There are instances of writers in Bangladesh stealing from other and more original writers and then having them published in reputed newspapers in Dhaka. Fortunately, such individuals have been caught and left red in the face. In the early years of this century, the late editor of New Age here in Dhaka called me to his office one morning and handed me a faxed letter from a foreign weekly journal. The letter was a complaint that that week's write-up in the newspaper by one of our regular columnists was a report, word for word, in the weekly a few days earlier. We apologised profusely to the journal and removed the columnist from our newspaper.
Many years ago, a journalist in Dhaka sent a write-up to a newspaper.
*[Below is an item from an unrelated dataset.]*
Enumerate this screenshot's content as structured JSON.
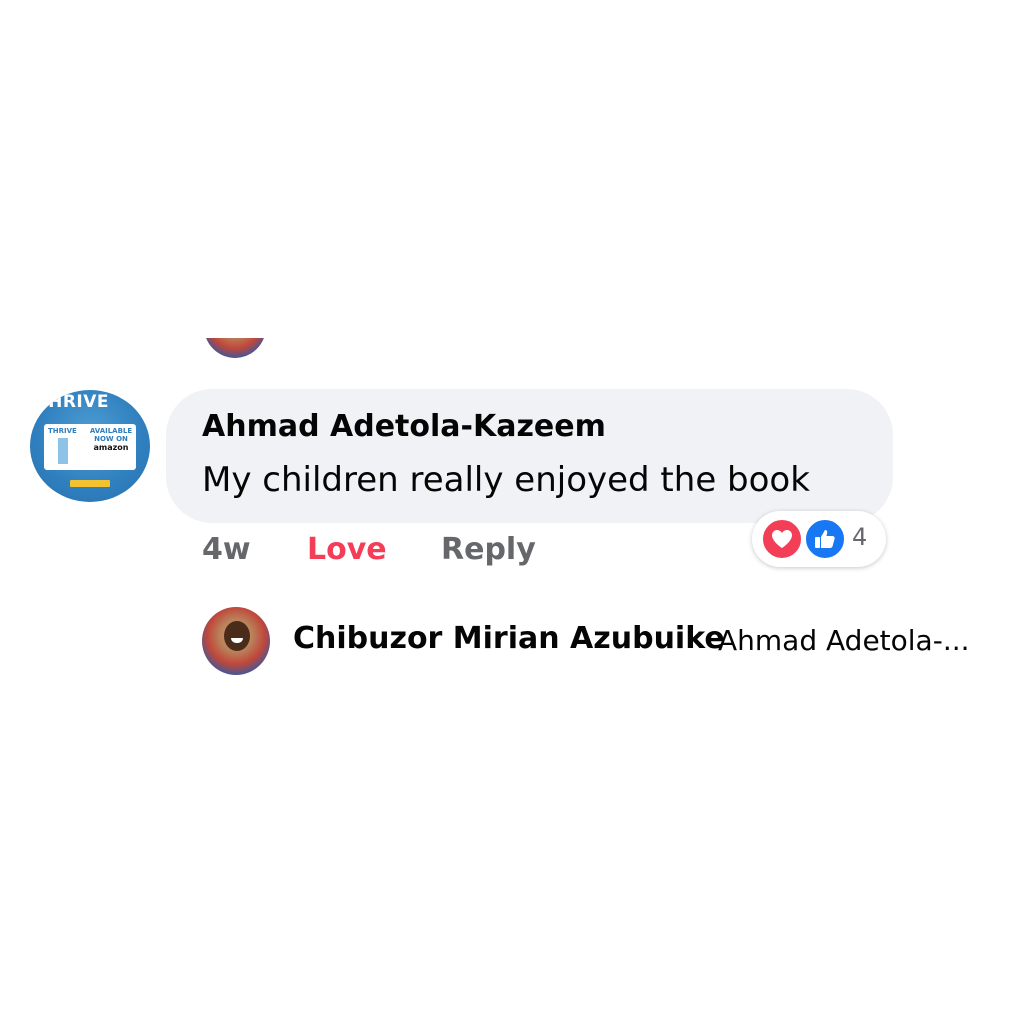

The English was impeccable and flawless, sounded too good to convince the editorial section of the newspaper that it could be his own writing. Ah, at one point this 'writer' gave himself away. If you recall, it was a time when an intruder had broken into Windsor Castle --- when Queen Elizabeth II happened to be there. And that is precisely where our 'writer' got caught. In the week when the intruder made his way into Windsor Castle, said this 'writer', he was at Oxford enjoying with his friends. Oxford? Windsor Castle? But the sender of the write-up was physically present in Dhaka, with no record of his ever having been to Oxford or studying there! A search quickly turned up the truth. The article had been wholly lifted from Britain's reputed newspaper The Times. Only, the writer's name had been replaced by that of this plagiarist. This 'writer' was informed about his 'ingenuity'. He did not come back.
Plagiarism destroys careers and reputations when it is stretched to the limit. But when people have plagiarised just a little, they have seen their careers survive.
The bigger reality, however, is that plagiarism is theft pure and simple. Left unchecked or unpunished, it swells into a malady. It shows either an absence of originality or a degree of laziness in an individual, enough to have him take recourse, in brazen fashion, to others' words rather than frame his own. The lesson out of all this: borrow words from others, but do not forget the attribution. It is a truism those aspiring to scholarly life, to higher perches in society, to respectability can ignore at peril to their future.
Syed Badrul Ahsan is a senior journalist and writer.